Em suas alegações de defesa (fls. 668-707), a Sra. Maria Cléia Turnes Demétrio alegou, em suma, que o recálculo do faturamento da UC n. 26588219 foi definido por ela em conjunto com o empregado Rodrigo Manoel Pires, pois foram constatados no medidor apenas “indícios” de irregularidade. Logo, teriam optado por calcular o valor devido como decorrente de deficiência técnica e não como fraude, o que gerou a redução no valor da fatura de R$ 131.853,75 para R$ 16.323,97.

Note-se, no entanto, que conforme se extrai do relatório da sindicância que apurou a presente irregularidade (fl. 25), o referido Sr. Rodrigo Manoel Pires esclareceu que não concordou com a revisão determinada pela Sra. Maria Cléia Turnes Demétrio, tendo inclusive a alertado sobre a decisão da Aneel que considerou correta a forma de cálculo empregada pela Celesc. Ele apontou, ainda, a relação de amizade existente entre a Sra. Maria Cléia e os responsáveis pela unidade consumidora em questão, sendo que ela teria declarado que eles se tratavam de pessoas idôneas e religiosas, muito amigos dela, e que jamais fraudariam o controle de fornecimento de energia elétrica.

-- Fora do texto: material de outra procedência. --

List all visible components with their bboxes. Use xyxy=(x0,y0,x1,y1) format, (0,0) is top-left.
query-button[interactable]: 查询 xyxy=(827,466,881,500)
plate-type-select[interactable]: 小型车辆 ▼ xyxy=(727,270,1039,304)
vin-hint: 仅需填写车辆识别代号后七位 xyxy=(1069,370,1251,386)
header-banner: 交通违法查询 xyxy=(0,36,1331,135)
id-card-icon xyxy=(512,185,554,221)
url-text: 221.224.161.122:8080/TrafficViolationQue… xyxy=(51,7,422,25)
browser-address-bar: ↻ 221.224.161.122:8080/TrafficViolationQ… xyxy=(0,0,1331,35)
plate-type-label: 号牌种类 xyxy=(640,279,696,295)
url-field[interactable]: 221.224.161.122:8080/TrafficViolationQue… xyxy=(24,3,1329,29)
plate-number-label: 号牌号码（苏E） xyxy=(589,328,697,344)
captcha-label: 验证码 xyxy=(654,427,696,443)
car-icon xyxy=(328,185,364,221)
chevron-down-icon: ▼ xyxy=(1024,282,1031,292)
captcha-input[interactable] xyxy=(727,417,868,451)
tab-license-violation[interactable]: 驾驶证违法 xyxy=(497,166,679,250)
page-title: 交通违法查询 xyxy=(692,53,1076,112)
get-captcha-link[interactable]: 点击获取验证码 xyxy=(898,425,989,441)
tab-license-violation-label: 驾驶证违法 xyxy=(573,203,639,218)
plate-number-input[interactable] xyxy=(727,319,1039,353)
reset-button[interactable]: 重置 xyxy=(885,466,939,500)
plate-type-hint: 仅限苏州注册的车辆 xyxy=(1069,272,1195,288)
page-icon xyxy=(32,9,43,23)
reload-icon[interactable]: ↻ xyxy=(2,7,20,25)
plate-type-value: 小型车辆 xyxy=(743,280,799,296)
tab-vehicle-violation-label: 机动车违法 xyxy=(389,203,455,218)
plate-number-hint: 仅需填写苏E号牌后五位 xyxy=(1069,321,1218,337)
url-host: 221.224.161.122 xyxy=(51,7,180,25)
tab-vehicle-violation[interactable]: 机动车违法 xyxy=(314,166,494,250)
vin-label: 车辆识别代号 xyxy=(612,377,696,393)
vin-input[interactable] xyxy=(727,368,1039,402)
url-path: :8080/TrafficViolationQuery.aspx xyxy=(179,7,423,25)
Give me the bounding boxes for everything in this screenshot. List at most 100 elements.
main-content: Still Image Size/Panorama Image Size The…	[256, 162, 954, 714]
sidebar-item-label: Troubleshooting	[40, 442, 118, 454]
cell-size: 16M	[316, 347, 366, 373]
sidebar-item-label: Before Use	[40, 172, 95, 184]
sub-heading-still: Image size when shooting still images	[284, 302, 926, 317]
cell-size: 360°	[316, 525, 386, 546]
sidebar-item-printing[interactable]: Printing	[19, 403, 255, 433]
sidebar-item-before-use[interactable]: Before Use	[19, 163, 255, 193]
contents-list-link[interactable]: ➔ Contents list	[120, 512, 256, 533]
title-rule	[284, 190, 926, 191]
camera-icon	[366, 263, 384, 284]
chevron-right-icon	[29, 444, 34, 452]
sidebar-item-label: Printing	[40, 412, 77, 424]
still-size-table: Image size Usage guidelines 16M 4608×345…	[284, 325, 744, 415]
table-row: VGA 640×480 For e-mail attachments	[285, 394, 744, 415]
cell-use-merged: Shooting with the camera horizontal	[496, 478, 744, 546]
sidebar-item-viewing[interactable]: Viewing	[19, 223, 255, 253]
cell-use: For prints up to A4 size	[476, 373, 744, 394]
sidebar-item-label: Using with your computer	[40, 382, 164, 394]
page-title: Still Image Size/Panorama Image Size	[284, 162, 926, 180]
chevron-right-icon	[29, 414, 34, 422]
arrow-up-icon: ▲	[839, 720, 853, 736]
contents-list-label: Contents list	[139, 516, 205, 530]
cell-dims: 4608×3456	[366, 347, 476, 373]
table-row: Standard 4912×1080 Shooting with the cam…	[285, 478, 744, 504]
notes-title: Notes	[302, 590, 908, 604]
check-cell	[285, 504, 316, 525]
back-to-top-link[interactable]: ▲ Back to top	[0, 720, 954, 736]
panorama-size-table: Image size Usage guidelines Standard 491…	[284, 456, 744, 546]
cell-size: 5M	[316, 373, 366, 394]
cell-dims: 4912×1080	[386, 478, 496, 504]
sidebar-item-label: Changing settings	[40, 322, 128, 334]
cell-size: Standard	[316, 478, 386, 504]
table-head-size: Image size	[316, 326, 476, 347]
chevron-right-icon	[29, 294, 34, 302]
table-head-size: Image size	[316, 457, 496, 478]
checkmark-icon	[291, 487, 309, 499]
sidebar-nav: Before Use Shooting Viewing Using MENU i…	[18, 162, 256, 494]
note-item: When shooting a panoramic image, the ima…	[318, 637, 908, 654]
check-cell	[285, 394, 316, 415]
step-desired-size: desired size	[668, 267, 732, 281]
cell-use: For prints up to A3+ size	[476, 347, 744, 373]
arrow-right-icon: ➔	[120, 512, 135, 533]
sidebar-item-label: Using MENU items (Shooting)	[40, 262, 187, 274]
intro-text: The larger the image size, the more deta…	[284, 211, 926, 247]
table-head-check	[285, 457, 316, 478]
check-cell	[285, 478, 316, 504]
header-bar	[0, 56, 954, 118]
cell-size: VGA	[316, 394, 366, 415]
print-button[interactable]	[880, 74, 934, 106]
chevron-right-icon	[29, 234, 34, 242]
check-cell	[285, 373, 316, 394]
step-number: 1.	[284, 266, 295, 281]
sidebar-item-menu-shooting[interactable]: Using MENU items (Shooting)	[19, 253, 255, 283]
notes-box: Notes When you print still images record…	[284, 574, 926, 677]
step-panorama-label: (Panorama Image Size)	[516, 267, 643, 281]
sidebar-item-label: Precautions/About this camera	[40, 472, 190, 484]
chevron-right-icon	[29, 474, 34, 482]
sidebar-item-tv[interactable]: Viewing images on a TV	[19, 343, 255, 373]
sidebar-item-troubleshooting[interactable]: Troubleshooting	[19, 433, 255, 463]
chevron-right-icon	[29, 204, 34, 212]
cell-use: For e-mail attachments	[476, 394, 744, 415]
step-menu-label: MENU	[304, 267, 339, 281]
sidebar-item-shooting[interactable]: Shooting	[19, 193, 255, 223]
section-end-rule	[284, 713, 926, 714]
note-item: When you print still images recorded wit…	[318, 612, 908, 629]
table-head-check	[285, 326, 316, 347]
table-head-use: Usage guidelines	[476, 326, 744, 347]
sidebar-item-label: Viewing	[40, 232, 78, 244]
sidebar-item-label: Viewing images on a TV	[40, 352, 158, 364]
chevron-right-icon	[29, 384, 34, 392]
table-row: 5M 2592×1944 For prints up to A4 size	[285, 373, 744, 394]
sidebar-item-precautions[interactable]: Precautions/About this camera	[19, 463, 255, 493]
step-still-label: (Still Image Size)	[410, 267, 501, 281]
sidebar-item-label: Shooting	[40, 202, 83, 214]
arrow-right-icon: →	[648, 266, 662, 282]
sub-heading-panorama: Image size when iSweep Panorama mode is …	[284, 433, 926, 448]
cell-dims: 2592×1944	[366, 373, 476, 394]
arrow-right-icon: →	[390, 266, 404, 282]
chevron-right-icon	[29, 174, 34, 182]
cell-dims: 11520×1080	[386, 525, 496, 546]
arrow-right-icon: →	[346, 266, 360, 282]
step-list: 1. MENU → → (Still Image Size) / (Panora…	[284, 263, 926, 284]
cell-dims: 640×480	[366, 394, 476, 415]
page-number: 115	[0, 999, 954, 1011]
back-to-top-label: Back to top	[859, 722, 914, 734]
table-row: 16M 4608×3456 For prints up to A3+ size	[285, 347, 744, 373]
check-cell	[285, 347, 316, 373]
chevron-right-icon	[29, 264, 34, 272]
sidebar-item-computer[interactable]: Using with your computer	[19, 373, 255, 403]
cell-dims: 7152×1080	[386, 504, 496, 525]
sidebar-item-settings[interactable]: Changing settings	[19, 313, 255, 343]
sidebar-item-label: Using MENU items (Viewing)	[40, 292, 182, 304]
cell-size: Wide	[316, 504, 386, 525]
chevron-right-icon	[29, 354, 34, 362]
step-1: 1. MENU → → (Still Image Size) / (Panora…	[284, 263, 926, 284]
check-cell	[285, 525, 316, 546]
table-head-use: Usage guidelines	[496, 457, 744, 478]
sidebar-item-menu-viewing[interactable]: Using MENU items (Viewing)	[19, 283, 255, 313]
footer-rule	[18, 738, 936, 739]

Como se não bastasse o indício de favorecimento pessoal por parte da responsável, deve ser ressaltada a total incompetência da Sra. Maria Cléia Turnes Demétrio para determinar o recálculo do faturamento da unidade consumidora em análise.

Com efeito, a responsável admite à fl. 685 que não lhe competia identificar a ocorrência ou não de fraude em uma unidade consumidora, sendo essa atribuição de outro setor. O setor responsável, por sua vez, anotou a existência de indícios de fraude na UC n. 26588219, mas a Sra. Maria Cléia ignorou essa conclusão e entendeu que não havia fraude naquele caso, mas tão somente deficiência técnica.

Além disso, note-se que, efetuado o cálculo do faturamento que resultou na cobrança de R$ 131.853,75, o consumidor interessado protocolou recursos junto às instâncias competentes, a Agência Regional da Celesc de Florianópolis e a Agência Nacional de Energia Elétrica, sendo que ambos foram indeferidos com fundamento no acerto do cálculo que havia sido realizado. Dessa forma, a responsável excedeu suas atribuições funcionais ao rever cálculo baseado em perícia técnica a qual não tinha competência para contestar, bem como ao rever decisão tomada por instâncias superiores.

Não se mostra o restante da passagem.